HOPKINS PREPARES TO RETURN FROM ALBANY, IN THE WAKE OF THE ALBANY CONGRESS
A successful merchant and legislator, Hopkins represented Rhode Island at the Albany Congress in June-July 1754, a parley of seven colonies to address joint concerns, mainly self-defense and relations with the Iroquois. While attending, Hopkins befriended Benjamin Franklin, Pennsylvania's representative, who largely drafted the "Albany Plan," a radical proposal for a federated government in which each colony would be represented. While the idea was endorsed by the Congress it was rejected by the Crown, on the grounds it impinged upon the King's prerogatives and was never ratified by the colonies. But it laid the groundwork for the Stamp Act Congress 10 years later, and, in time, for the Continental Congress.

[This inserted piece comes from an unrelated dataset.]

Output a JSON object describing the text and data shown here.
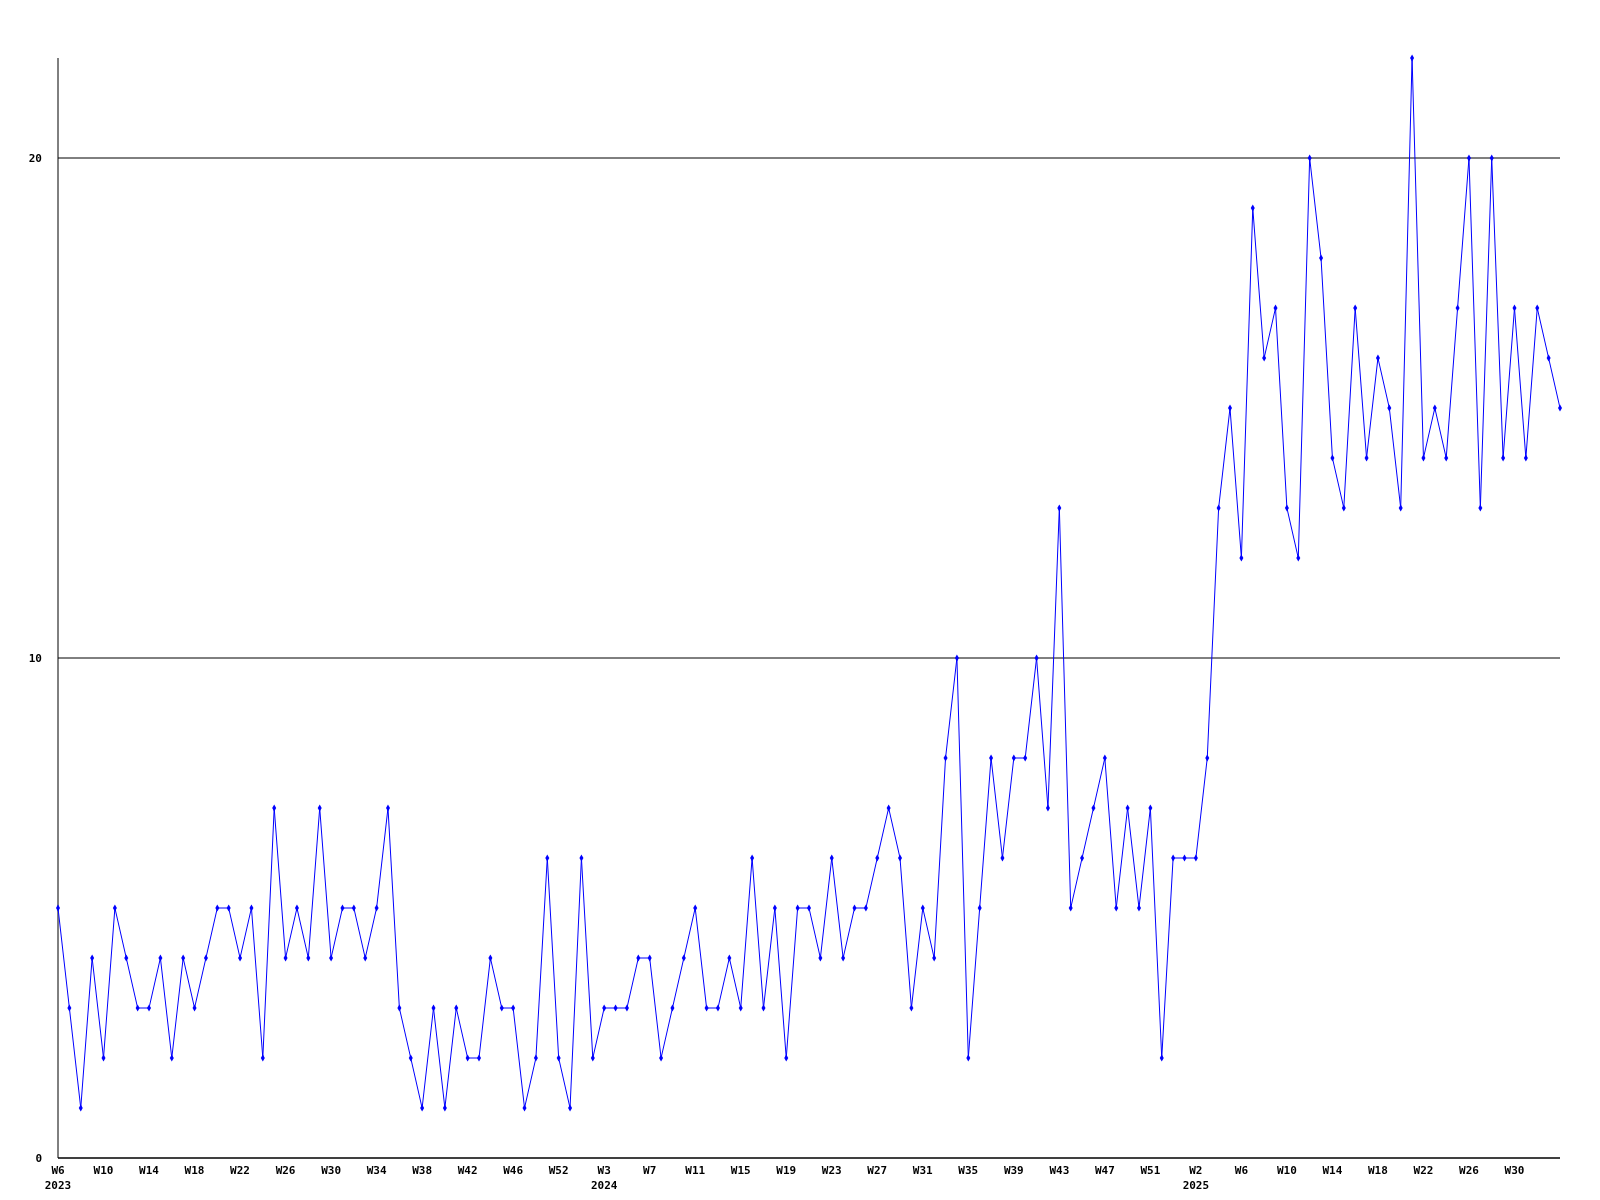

Hopkins reports he has not been able to return from Albany due to the sickness of one member of his party. "...This unexpected delay is very far from being agreeable to me...but as it is not in my power to prevent it, I will rest contented...Heaven still gives me perfect health..." A Colonel Updike and his son became "tired of Albany" and left for home, "and the most of our soldiers and officers are also gone homewards...but here remains about Twenty who are sick that I intend to send away by water as soon as I can procure a Vessel...however I cannot go away and leave my poor Country men to perish here for want."
Picking up his pen the next day, he reports that overnight the Hudson River has completely frozen, "so that no Vessel can pass." This has "quite broke up my Scheme of sending George down to New York by Water..." So "now I must stay here until I can bring him with me by Land...."
AUTOGRAPH LETTERS OF HOPKINS OF ANY DATE ARE EXTREMELY RARE; ABPC records only two examples at auction since 1975. Anne Smith was Hopkins's second wife, whom he had married in 1754.